Irgendwann wird man misstrauisch und fragt bei anderen Eltern nach: Und siehe da, ein Kindergruppenvater ist unbehandelt und ungewaschen, aber überzeugt, läusefrei zu sein. Ihm fehle die Resonanz zu Ungeziefer. Der Lausesoteriker wird fast gelyncht, entschlägt sich aber aller Vorwürfe. Fordert Unschuldsvermutung. Will den Gegenbeweis antreten. Kündigt ein öffentliches Kahlscheren im Kindergarten an. Es fällt Haarsträhne um Haarsträhne, die Spannung steigt. Man zweifelt bereits an den Anschuldigungen.
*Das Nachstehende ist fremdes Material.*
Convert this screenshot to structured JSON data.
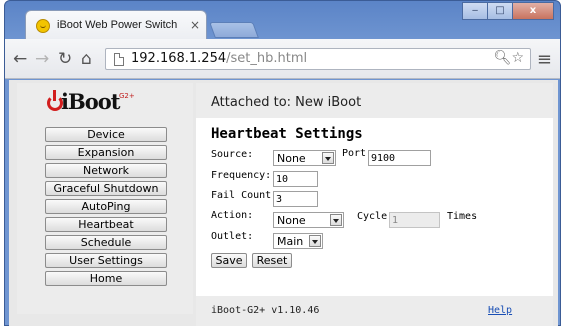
{
  "browser": {
    "tab_title": "iBoot Web Power Switch",
    "tab_close": "×",
    "url_host": "192.168.1.254",
    "url_path": "/set_hb.html",
    "window_buttons": [
      "‒",
      "□",
      "x"
    ]
  },
  "logo": {
    "text": "iBoot",
    "superscript": "G2+"
  },
  "sidebar": {
    "items": [
      {
        "label": "Device"
      },
      {
        "label": "Expansion"
      },
      {
        "label": "Network"
      },
      {
        "label": "Graceful Shutdown"
      },
      {
        "label": "AutoPing"
      },
      {
        "label": "Heartbeat"
      },
      {
        "label": "Schedule"
      },
      {
        "label": "User Settings"
      },
      {
        "label": "Home"
      }
    ]
  },
  "header": {
    "attached": "Attached to: New iBoot"
  },
  "form": {
    "heading": "Heartbeat Settings",
    "source_label": "Source:",
    "source_value": "None",
    "port_label": "Port",
    "port_value": "9100",
    "frequency_label": "Frequency:",
    "frequency_value": "10",
    "failcount_label": "Fail Count:",
    "failcount_value": "3",
    "action_label": "Action:",
    "action_value": "None",
    "cycle_label": "Cycle",
    "cycle_value": "1",
    "times_label": "Times",
    "outlet_label": "Outlet:",
    "outlet_value": "Main",
    "save_label": "Save",
    "reset_label": "Reset"
  },
  "footer": {
    "version": "iBoot-G2+ v1.10.46",
    "help": "Help"
  }
}
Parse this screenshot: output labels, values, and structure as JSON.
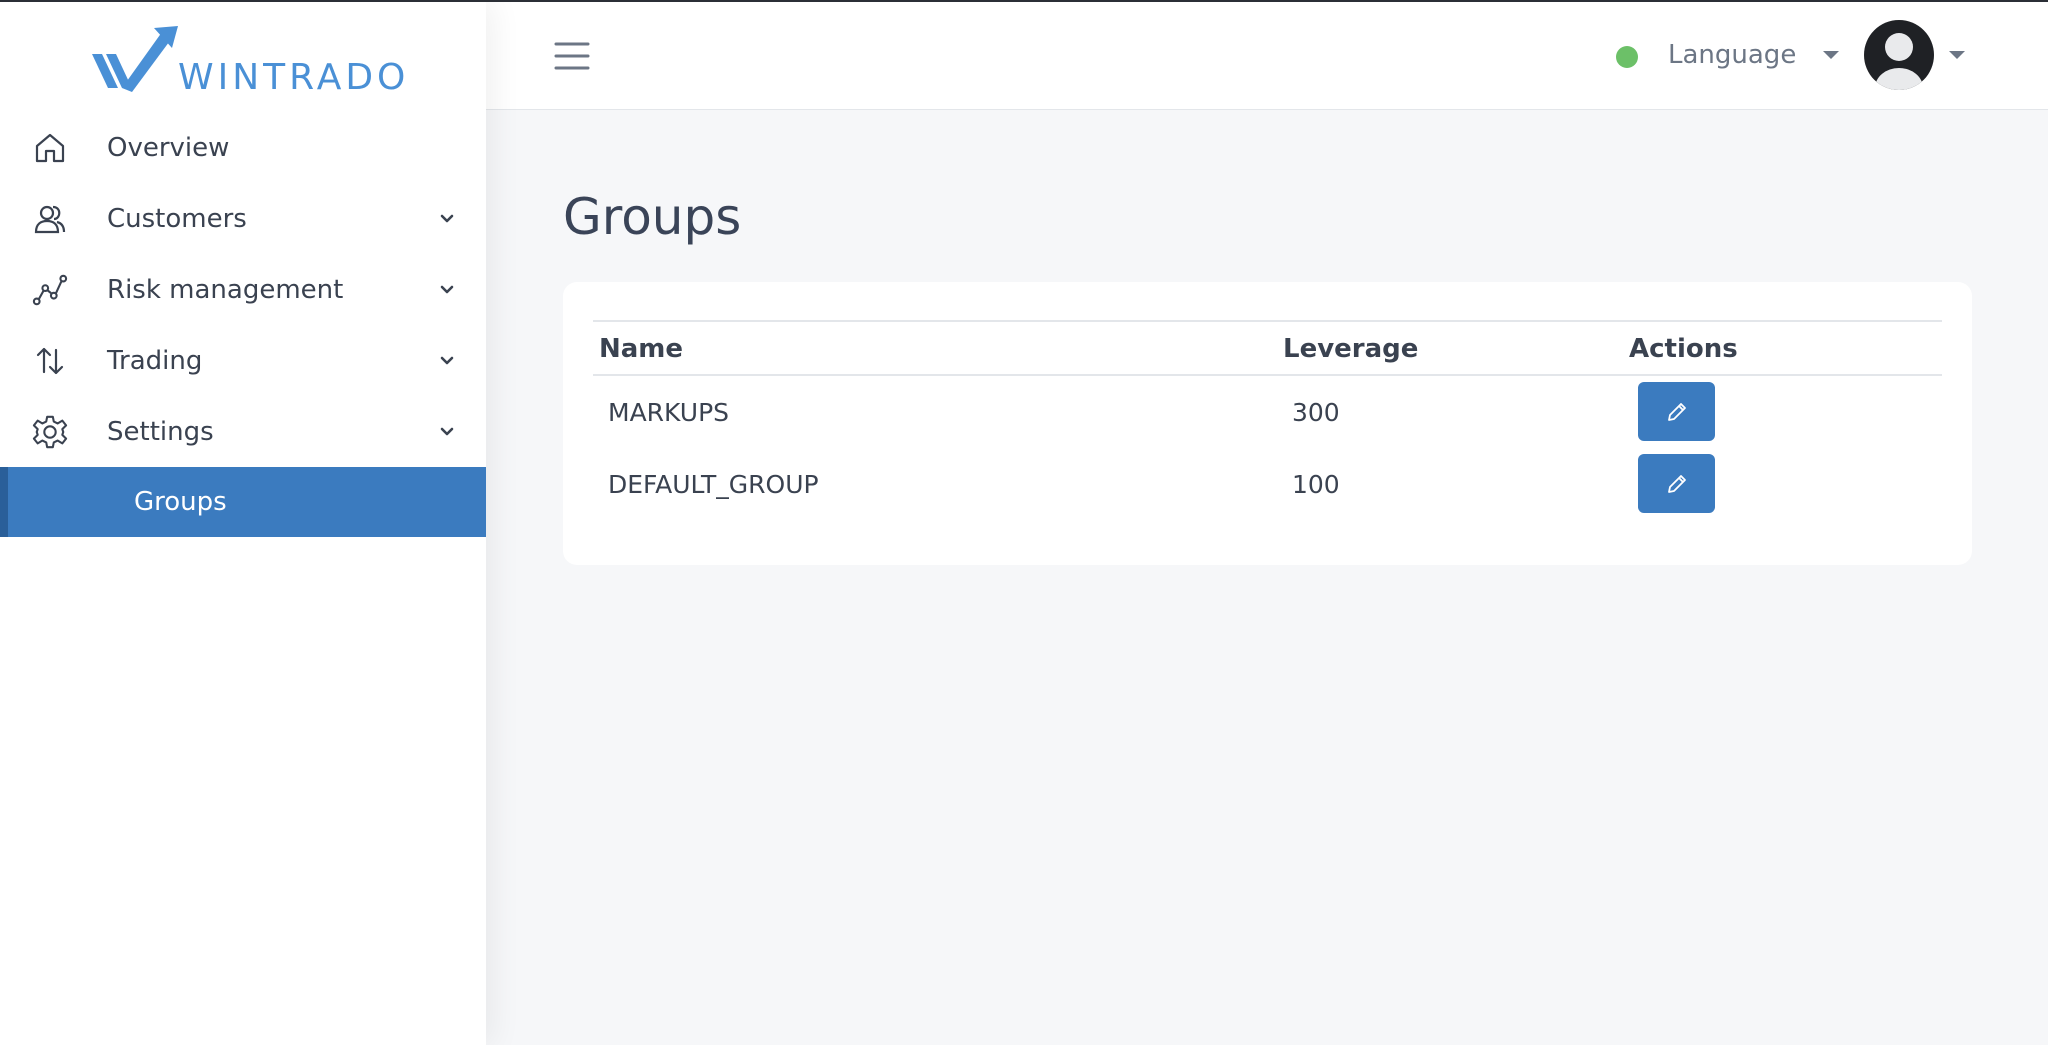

Glattrasierten Kopfes steht er triumphierend auf. "Entspannt euch," sagt er, während die versammelten Eltern noch fassungslos die fette Laus anstarren, die sich in letzter Agonie an seinem Hinterkopf festgesaugt hat.

Und nun zu etwas ganz anderem: Bis 3. 6. läuft das Let's-CEE-Filmfestival, empfohlen und oscarnominiert In Darkness (31. 5., 1. 6., 2. 6. Apollokino). Großartig: Siberia, mon amour (31. 5. 21.00, Urania, 1. 6., 18.00, Apollo, 3. 6., 16.30, Apollo, jeweils in Anwesenheit des Regisseurs Slava Ross) (Julya Rabinowich, Album, DER STANDARD, 2./3.6.2012)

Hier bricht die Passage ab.